“Devote yourselves to prayer, being watchful and thankful. And pray for us, too, that God may open a door for our message…Pray that I may proclaim it clearly, as I should…” (Colossians 4.2-4)
Just as a military operation requires far more support troops than front-line combatants, so the missionaries in “far evangelism” require a strong home base or they will soon become casualties. Although there are other elements in a strong support system, the two main supports are prayer and finance. First, the most important: prayer.

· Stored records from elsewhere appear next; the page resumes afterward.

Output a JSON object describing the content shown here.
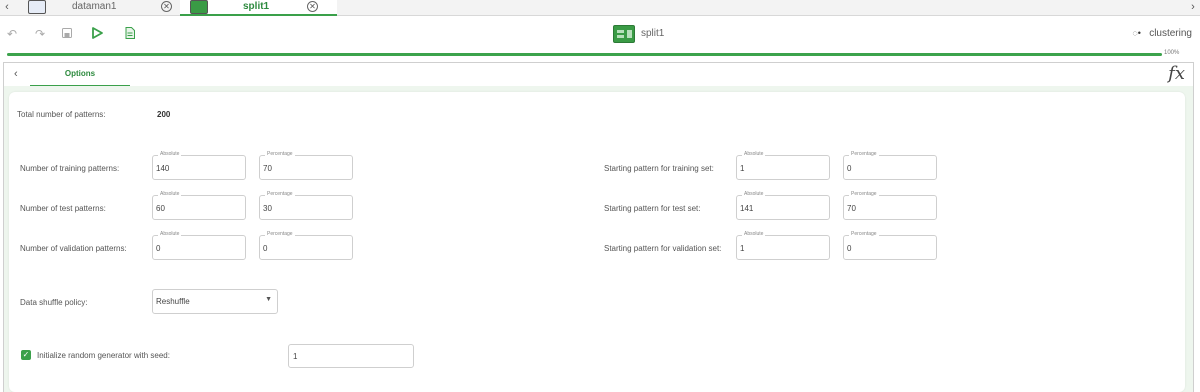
{
  "tabs": [
    {
      "label": "dataman1",
      "active": false
    },
    {
      "label": "split1",
      "active": true
    }
  ],
  "toolbar": {
    "title": "split1",
    "right_label": "clustering",
    "icons": [
      "undo-icon",
      "redo-icon",
      "save-icon",
      "run-icon",
      "document-icon"
    ]
  },
  "progress": {
    "value": 100,
    "label": "100%"
  },
  "options_tab": "Options",
  "fx_label": "fx",
  "form": {
    "total_label": "Total number of patterns:",
    "total_value": "200",
    "absolute_caption": "Absolute",
    "percentage_caption": "Percentage",
    "rows": [
      {
        "label": "Number of training patterns:",
        "absolute": "140",
        "percentage": "70",
        "start_label": "Starting pattern for training set:",
        "start_absolute": "1",
        "start_percentage": "0"
      },
      {
        "label": "Number of test patterns:",
        "absolute": "60",
        "percentage": "30",
        "start_label": "Starting pattern for test set:",
        "start_absolute": "141",
        "start_percentage": "70"
      },
      {
        "label": "Number of validation patterns:",
        "absolute": "0",
        "percentage": "0",
        "start_label": "Starting pattern for validation set:",
        "start_absolute": "1",
        "start_percentage": "0"
      }
    ],
    "shuffle_label": "Data shuffle policy:",
    "shuffle_value": "Reshuffle",
    "seed_label": "Initialize random generator with seed:",
    "seed_value": "1",
    "seed_checked": true
  },
  "colors": {
    "accent": "#3aa04a",
    "accent_text": "#2d8a3e"
  }
}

A magnificent southern thunderstorm was entertaining me one evening. As I watched the display of cosmic fireworks from my side porch, suddenly there was a mighty explosion right in our own back yard, an extravaganza of sight and sound. Lightning had struck the transformer and in a moment we lost all light and power. For days. Interesting, because giant towers trooped through the fields just a half mile away, bearing unlimited supplies of light and power. How like many Christians – the power flows all around them, but they aren’t connected.
The power connect is an attitude: yield and trust. Until we have an obedient and believing mindset or heart orientation, the deal is off because the Holy Spirit doesn’t force his way on us. But if we meet that simple condition – the same faith response that connected us to him in the first place – we are poised to let the power flow.
Yet the power flow is more than an attitude; it’s an activity. Its ‘through prayer, the human conduit of divine energy, that Holy Spirit power and light flow. When it comes to world evangelism, since the Spirit acts in response to the believing prayer of an obedient people, prayer is the most important part of the missionary enterprise.
Paul gives straight-forward instruction on prayer for missions in his letter to the Colossians.
“I want you to know how much I am struggling for you and for those at Laodicea, and for all who have not met me personally.” (2:1)
“Continue earnestly in prayer, being vigilant in it with thanksgiving; meanwhile praying also for us, that God would open to us a door for the word, to speak the mystery of Christ, for which I am also in chains, that I may make it manifest, as I ought to speak.” (4:2-4 NKJV).
“Epaphras…always laboring fervently for you in prayers, that you may stand perfect and complete in all the will of God.” (4:12 KJV).
If we pray for our missionaries at all, it may be a routine mentioning to God of some brief request we’ve read or been given. But the kind of prayer Paul describes is so different – “struggling,” “earnestly,” “always laboring fervently.” It sounds like a spiritual battle in prayer against unseen enemies that fight to hold captive those we aim to release. And notice that our prayer isn’t to be occasional but continuing, regular – daily, at least. Furthermore, our fervent labor in prayer is not only the regular set times for prayer but in between times. The term “vigilant” is a military term, meaning “on battle alert.” We are to be sensitive to the Spirit’s intimations of special need for special prayer. To summarize what prayer was meant to be, in Paul’s parallel passage in Ephesians (6:18) he instructs us to pray “in the Spirit.” Spirit-guided, Spirit energized prayer is the secret to world evangelism. And when our prayers fall short, the Spirit, who knows the mind of the Father, goes to him for us with strong pleading (Romans 8.26,27). That is the ultimate guarantee in this spiritual warfare.
I was under arrest in central Africa, detained at the border town “airport” because my papers weren’t in order. When we had landed at the dusty outpost, the officials admitted the other handful of passengers, but said the pilot would have to take me with him. He refused, saying he was going on to Uganda and if he took me there I’d be in really big trouble. I would stay there at the airport, the officials seemed to have decided, till someone flew me out of the country. But what was the chance of that? The future looked bleak, especially if they ever transferred me to the local jail.
As I sat in that small room with my guard, without food or drink, I thought, “today is Thanksgiving Day at home!” I told the guard what we did on that day in the hope that when next he went for his own food he’d remember me. No such luck! What would the outcome be?
Thousands of miles away in a New Jersey nursing home, a 90-year old lady I had never met was strangely moved to pray earnestly for me at that very time. She was “on battle alert,” she was “in the Spirit!” The British pilot who had put me down in that tiny outpost was concerned about me, changed his plans, and late in the day returned from Uganda to whisk me away, not on the wings of a Cessna so much as on wings of prayer.
Most of us are quite self-centered in our prayers, using prayer to capture some of God’s power, if possible, to propel our personal interests. How sad, for all along the Spirit intended to use the channel of prayer for funneling blessing to others, especially to a world yet in darkness. Spirit-filled Christians are world Christians on their knees. As we companion with the Spirit throughout each day, we begin to see the world with His eyes and He catches us up into Himself till our hearts beat with His.